Three women from Maharashtra’s rural areas, who raised their voice against open defecation and highlighted sanitation needs of women, were today named “Swachhata Doots” (cleanliness ambassadors) for the state.
Chaitali Rathod, Sangeeta Awahade and Suvarna Lokhande were appointed “Swachhata Doots” and felicitated by Chief Minister Devendra Fadnavis.
The appointments were made on the first anniversary of the launch of Swachh Bharat Abhiyan, an ambitious civic programme of the Narendra Modi Government.
These women displayed commitment for sanitation, including building toilets, in their own different ways.
Chaitali had sought a prefabricated toilet as a wedding gift over jewellery and other items from her parents in May last.
Sangeeta sold her ‘mangalsutra’ (sacred necklace worn by married Hindu women) and other jewellery for constructing a toilet at her home, while Suvarna took a loan from a women’s self-help group (SHG) to build a toilet in her house.
Lauding the women for their contribution in spreading awareness about the necessity of toilets, Fadnavis said Maharashtra was proud of them.
They are an inspiration for other women for taking a stand that in-house toilets were their right, the CM said.
Chaitali, who hails from Yavatmal, said she was shocked to know that her then would-be in-laws did not have a toilet in their house. “I told my parents I don’t want jewellery or clothes. But toilet was a must. My father accepted my demand and gifted me a prefabricated toilet.”
Sangeeta, a resident of a village in Washim district, rued that people in rural areas don’t realise the importance of toilets. “This is mainly due to poverty and illiteracy.”
“For many years, I kept telling my husband to construct a toilet in the house. But for some reason or the other, he kept postponing taking a decision. One day, I decided that I will not allow my daughter to go out in the open for sanitation needs like I did all these years. I sold my mangulsutra and other ornaments to build a toilet. More than jewellery, toilet is important,” she maintained.
Over the last few weeks, Sangeeta has been visiting nearby villages and speaking about the need for good sanitation facilities.

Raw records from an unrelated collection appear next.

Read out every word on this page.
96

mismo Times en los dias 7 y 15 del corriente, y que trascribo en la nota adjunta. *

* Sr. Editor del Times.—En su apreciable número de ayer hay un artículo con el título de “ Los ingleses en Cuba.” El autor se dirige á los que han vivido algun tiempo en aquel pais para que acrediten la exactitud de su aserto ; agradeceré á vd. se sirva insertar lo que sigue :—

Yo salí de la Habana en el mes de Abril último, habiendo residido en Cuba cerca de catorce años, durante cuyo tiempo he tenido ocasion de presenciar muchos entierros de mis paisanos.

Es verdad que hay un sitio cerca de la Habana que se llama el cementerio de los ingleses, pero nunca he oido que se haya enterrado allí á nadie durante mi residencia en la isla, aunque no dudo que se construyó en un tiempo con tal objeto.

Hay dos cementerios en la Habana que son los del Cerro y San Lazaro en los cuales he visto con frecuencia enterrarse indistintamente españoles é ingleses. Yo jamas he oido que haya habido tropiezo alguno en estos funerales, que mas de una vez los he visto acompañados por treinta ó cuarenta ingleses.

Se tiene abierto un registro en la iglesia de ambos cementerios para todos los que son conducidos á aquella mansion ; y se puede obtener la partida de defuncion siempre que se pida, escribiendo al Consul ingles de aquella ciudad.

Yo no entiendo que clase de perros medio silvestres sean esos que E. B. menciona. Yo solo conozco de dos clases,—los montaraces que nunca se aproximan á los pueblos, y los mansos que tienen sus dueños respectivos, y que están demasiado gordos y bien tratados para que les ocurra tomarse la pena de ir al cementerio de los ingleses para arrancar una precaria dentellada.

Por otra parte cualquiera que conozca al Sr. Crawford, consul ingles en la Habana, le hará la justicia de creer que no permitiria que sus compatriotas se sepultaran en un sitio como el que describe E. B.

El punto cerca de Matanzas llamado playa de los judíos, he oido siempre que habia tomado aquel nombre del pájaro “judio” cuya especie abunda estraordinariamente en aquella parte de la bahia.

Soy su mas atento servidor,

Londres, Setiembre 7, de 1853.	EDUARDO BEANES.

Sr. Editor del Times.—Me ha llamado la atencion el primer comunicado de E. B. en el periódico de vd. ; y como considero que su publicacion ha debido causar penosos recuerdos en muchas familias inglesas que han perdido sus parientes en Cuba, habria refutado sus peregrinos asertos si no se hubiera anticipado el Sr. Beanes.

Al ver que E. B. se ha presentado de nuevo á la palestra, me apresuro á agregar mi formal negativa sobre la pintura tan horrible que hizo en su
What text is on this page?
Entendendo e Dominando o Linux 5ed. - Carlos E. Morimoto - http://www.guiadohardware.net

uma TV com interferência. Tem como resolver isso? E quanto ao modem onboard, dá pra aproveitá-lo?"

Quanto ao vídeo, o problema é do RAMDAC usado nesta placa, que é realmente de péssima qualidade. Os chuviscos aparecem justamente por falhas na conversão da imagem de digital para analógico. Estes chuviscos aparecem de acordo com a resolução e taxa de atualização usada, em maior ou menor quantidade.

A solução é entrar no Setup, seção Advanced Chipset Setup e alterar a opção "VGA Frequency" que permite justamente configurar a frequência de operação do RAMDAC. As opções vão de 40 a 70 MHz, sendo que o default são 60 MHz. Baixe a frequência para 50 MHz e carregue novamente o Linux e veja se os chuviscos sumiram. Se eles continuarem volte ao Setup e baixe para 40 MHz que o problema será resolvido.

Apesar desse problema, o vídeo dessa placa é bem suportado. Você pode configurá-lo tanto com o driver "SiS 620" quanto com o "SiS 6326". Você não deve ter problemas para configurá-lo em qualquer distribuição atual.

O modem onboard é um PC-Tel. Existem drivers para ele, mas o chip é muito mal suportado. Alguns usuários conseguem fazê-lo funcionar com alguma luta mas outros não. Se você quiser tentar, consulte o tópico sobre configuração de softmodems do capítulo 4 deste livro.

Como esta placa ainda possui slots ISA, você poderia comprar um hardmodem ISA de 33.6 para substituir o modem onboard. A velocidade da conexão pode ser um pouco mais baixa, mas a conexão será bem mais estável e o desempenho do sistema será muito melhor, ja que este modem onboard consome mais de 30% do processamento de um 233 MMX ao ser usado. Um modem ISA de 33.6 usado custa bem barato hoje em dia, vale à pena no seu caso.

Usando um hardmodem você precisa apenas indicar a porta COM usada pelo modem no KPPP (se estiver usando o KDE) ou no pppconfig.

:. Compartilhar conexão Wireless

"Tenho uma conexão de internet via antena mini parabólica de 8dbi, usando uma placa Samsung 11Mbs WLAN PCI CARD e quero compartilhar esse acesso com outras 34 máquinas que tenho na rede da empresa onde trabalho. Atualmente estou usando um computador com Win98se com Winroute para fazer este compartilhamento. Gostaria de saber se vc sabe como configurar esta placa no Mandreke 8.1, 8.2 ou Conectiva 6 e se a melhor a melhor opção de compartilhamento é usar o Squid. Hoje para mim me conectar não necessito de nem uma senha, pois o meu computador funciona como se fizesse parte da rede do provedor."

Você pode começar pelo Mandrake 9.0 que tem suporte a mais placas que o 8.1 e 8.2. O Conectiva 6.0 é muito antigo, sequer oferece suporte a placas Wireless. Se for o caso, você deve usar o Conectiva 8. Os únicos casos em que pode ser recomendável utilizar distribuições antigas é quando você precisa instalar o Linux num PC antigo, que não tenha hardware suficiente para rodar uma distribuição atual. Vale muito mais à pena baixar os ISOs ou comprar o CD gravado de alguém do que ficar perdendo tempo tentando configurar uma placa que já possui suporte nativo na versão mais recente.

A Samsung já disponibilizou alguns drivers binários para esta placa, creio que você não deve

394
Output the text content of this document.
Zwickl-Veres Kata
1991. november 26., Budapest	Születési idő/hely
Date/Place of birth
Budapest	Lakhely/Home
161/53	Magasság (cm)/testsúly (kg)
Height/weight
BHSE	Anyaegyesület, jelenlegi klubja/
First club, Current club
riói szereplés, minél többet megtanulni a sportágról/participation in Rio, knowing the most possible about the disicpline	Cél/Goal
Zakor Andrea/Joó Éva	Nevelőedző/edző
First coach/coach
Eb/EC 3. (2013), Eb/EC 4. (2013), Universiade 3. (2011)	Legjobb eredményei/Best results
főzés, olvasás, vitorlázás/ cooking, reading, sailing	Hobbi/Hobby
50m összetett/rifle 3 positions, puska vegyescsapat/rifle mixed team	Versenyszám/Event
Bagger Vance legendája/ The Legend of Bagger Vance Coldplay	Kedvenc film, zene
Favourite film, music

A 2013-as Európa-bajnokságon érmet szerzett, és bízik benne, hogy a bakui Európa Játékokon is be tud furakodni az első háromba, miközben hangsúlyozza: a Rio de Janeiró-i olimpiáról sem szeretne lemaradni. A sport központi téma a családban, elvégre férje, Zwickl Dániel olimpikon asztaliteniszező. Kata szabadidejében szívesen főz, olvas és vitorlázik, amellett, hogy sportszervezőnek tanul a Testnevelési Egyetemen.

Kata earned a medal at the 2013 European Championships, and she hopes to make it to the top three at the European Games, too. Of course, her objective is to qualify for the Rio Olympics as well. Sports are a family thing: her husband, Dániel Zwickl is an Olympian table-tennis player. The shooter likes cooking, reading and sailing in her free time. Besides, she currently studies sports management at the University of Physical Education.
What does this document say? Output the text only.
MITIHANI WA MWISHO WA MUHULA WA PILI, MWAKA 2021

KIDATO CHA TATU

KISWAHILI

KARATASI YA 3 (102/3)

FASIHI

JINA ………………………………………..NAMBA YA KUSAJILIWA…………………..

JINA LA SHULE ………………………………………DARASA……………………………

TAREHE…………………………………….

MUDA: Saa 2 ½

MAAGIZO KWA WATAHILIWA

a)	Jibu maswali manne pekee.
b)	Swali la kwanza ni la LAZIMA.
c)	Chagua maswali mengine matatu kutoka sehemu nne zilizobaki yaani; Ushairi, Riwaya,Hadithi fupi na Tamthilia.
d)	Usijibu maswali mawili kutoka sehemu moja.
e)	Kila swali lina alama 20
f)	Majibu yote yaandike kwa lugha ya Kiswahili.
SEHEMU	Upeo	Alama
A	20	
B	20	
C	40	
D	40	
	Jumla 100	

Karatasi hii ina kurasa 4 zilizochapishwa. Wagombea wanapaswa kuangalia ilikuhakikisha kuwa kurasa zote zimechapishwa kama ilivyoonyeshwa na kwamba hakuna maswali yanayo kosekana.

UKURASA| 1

“I have laid the foundation stone of 7,000 toilet blocks and I intend to continue spreading awareness about the need to end open defecation,” she said.
Sangeeta said her family and fellow villagers stopped talking to her when she sold her mangalsutra. “People’s attitude changed after Rural Development Minister Pankaja Munde felicitated me. Washim MP Bhawna Gawli adopted my village Saikheda under the Gram Sansad scheme,” she said.
Suvarna took a loan of Rs 50,000 from a SHG to build a toilet in her house and even repaid the amount.